温暖化はアレルギー持ちの人に悪い影響を起こしている

温暖化はアレルギー持ちの人に悪い影響を起こしている

 地球温暖化の対策が叫ばれていますが、温暖化は植物にとっては良いようです。暖かくなるだけで緯度の高い地域でも植物は生育し得るようになり、雨が多く降ることも植物の助けになり、CO2(二酸化炭素)が増えると光合成もしやすくなります。その結果、秋のブタクサのシーズンは、早く始まり、長く続くようになり、花粉の量も多くなるとのことです。

 アレルギー持ちの人(私も含めて)にとって、温暖化はこういう面でも悪い影響を起こしているのです。また、スギのシーズンは一般的に2月初めから始まるとされていますが、実は10〜12月の間にも「狂い咲き」があると言われています。秋の気温が高いとスギの花芽(かが)が休眠に入らず、花粉を飛ばすからです。

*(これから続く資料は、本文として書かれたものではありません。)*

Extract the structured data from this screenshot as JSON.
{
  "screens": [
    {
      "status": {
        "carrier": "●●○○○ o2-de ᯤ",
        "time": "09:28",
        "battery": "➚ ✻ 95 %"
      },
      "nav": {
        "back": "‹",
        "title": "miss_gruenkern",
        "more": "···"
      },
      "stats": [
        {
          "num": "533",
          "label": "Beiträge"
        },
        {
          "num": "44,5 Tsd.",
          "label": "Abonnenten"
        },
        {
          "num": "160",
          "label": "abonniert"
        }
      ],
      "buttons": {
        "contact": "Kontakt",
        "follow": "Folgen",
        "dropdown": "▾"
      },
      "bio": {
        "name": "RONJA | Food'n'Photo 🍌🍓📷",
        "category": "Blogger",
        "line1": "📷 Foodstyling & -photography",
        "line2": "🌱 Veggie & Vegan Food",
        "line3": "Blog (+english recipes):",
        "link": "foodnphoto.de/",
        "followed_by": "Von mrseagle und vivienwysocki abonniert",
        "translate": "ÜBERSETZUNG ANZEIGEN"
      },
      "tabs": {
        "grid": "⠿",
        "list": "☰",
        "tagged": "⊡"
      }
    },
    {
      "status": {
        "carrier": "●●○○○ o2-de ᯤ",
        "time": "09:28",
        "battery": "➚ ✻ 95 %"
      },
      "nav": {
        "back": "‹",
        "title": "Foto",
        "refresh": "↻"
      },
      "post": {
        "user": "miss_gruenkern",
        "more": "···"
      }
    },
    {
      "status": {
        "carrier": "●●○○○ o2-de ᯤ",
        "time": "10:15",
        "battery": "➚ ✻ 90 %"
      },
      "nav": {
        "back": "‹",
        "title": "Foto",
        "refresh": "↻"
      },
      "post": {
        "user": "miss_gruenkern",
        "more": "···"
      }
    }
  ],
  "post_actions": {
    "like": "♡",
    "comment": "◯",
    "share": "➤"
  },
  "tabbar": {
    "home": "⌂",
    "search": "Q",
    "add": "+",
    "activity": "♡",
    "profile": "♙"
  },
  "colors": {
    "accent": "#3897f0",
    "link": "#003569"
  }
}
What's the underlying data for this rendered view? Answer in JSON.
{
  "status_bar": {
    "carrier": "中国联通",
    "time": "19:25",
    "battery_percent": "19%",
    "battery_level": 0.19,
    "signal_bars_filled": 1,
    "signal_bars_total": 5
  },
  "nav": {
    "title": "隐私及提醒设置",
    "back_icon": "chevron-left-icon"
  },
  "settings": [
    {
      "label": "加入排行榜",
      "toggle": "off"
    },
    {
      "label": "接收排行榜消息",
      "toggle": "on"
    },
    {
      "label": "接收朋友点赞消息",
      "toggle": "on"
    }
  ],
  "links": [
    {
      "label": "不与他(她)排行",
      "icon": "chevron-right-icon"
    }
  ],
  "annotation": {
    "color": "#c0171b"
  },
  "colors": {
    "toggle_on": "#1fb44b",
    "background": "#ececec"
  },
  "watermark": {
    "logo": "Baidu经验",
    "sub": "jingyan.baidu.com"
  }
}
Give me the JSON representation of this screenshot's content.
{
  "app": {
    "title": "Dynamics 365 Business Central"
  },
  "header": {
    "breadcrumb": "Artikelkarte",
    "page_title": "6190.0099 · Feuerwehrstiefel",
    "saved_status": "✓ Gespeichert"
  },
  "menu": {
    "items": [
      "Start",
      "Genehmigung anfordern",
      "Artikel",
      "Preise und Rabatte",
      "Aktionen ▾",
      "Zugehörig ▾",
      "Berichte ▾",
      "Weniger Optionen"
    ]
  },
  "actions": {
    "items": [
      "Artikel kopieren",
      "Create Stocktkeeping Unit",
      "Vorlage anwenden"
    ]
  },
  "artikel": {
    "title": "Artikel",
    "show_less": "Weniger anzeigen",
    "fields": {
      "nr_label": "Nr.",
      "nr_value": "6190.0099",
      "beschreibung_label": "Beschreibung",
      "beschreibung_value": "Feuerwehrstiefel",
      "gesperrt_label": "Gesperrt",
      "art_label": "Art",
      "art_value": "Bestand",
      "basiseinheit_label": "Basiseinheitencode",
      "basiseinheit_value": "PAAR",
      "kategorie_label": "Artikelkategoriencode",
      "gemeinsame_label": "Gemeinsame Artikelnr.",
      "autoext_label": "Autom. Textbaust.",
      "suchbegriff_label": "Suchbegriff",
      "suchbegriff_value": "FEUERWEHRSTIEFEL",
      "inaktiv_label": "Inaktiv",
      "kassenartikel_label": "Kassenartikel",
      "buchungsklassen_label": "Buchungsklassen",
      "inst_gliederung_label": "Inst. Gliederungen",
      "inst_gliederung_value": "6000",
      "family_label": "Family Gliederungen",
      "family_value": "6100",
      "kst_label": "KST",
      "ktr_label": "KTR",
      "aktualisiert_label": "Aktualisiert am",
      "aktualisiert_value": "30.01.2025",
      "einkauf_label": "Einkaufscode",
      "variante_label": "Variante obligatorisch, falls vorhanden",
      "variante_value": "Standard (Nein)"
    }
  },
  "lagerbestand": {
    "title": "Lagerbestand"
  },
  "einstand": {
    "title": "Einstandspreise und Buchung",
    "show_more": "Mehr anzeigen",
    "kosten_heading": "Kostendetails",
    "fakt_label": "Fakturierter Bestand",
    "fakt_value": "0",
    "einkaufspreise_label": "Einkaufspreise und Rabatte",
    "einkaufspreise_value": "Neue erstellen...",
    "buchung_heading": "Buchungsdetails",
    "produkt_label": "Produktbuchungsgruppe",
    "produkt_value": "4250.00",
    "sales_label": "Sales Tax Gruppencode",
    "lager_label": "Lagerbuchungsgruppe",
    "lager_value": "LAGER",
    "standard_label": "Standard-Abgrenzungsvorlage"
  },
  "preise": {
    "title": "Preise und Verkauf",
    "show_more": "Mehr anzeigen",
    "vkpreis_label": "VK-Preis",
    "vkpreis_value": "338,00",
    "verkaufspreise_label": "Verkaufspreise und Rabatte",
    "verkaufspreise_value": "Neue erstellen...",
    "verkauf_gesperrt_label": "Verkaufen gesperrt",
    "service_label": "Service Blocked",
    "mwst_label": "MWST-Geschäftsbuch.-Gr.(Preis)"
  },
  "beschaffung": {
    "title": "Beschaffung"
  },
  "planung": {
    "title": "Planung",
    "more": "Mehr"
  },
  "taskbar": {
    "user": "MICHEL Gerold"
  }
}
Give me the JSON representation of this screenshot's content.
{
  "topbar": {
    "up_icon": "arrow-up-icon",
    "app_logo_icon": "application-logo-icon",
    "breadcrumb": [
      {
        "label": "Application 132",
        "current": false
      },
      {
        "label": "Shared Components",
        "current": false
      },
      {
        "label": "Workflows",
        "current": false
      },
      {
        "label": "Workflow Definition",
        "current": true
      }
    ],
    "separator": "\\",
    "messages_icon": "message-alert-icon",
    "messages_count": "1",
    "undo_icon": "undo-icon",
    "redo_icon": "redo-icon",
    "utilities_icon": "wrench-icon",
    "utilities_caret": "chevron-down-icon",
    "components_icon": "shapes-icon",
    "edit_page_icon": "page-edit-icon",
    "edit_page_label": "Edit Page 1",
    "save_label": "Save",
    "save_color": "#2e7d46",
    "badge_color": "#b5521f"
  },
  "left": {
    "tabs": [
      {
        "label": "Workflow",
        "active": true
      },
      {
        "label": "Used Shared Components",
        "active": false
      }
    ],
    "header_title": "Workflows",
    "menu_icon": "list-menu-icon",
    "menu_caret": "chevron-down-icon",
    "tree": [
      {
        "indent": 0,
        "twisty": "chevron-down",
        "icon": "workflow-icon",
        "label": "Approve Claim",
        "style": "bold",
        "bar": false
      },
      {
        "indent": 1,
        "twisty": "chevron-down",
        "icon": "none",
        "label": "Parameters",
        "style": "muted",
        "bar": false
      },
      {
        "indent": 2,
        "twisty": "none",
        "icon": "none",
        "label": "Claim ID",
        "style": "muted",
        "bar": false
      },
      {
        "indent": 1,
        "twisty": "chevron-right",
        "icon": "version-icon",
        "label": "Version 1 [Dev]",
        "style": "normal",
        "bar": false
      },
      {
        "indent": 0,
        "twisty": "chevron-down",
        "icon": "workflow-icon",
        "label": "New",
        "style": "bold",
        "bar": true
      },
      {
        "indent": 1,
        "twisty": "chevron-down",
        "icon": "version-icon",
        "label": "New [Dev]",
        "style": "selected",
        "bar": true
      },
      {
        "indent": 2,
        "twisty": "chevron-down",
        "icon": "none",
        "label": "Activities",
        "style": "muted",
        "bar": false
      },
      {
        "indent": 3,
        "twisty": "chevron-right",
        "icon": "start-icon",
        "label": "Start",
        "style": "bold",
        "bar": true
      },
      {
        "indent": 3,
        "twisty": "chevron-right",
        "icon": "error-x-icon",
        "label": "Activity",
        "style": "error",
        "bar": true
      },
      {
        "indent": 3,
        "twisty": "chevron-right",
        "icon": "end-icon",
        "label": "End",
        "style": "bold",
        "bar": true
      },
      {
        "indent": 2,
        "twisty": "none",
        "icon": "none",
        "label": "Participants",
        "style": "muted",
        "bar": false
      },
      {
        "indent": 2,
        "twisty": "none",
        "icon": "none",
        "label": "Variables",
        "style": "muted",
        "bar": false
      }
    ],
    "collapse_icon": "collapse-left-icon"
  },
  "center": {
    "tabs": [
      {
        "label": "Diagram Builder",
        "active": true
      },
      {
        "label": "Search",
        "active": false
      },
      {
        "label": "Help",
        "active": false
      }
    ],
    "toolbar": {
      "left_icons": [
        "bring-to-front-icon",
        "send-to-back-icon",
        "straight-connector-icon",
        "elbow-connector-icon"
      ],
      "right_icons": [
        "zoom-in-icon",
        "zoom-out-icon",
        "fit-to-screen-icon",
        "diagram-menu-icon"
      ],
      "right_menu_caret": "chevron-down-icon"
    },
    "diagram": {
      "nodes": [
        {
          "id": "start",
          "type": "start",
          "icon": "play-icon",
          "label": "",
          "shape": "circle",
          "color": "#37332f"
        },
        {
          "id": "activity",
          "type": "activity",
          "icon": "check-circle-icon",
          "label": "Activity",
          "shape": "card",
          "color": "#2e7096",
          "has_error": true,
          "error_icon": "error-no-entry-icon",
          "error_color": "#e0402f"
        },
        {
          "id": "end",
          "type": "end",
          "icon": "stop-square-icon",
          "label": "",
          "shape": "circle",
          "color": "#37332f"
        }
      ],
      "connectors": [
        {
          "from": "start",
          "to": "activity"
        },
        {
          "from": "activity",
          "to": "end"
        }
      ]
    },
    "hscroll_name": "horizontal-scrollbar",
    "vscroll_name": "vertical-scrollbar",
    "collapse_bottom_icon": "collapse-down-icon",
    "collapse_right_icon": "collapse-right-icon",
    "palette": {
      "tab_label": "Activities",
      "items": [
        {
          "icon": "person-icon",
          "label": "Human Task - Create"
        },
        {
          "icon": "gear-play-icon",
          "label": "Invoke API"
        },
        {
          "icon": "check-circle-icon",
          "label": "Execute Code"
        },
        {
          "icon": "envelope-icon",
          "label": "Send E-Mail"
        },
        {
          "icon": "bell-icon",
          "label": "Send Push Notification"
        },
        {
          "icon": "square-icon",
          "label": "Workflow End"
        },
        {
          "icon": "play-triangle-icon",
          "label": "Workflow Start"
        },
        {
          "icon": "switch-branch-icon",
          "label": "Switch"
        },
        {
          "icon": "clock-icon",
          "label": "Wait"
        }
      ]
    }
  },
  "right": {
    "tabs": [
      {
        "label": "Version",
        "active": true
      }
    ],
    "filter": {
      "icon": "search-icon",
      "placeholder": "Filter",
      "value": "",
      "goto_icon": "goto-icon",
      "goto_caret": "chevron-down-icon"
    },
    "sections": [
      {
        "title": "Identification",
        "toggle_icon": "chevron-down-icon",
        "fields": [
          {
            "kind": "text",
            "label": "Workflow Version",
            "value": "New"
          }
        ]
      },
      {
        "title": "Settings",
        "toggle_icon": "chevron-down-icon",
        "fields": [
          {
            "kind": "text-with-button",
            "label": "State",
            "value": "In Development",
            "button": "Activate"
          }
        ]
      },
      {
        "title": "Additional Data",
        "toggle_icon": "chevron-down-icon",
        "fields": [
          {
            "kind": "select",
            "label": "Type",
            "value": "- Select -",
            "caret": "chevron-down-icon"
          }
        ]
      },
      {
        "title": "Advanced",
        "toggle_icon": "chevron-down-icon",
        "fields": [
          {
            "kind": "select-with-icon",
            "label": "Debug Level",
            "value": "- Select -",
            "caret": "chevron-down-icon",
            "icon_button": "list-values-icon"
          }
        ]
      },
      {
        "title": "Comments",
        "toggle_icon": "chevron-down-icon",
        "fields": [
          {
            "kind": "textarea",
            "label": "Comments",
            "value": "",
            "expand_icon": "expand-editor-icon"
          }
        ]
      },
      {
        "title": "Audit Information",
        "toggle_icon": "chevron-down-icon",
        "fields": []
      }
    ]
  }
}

 3年連続になりますが、2024年の秋も過去最高気温を記録しており、この流れを考えると、何かの花粉が年中、飛んでいるということになります。

 ◇花粉症と食物アレルギーの関連

 花粉症の人の中には、花粉と関係する果物や野菜を食べて唇や口の中にかゆみや異物感を感じる人がいます。これを「花粉―食物アレルギー症候群」(PFAS)と呼びます。

 主なところでは、スギはトマトと、シラカバは大豆やリンゴ等の関連があります。すべての人がなるわけではないですが、何か特定の果物や野菜を食べると口の中のかゆみやイガイガ感を自覚される人は医院で一度、調べてみた方がよいでしょう。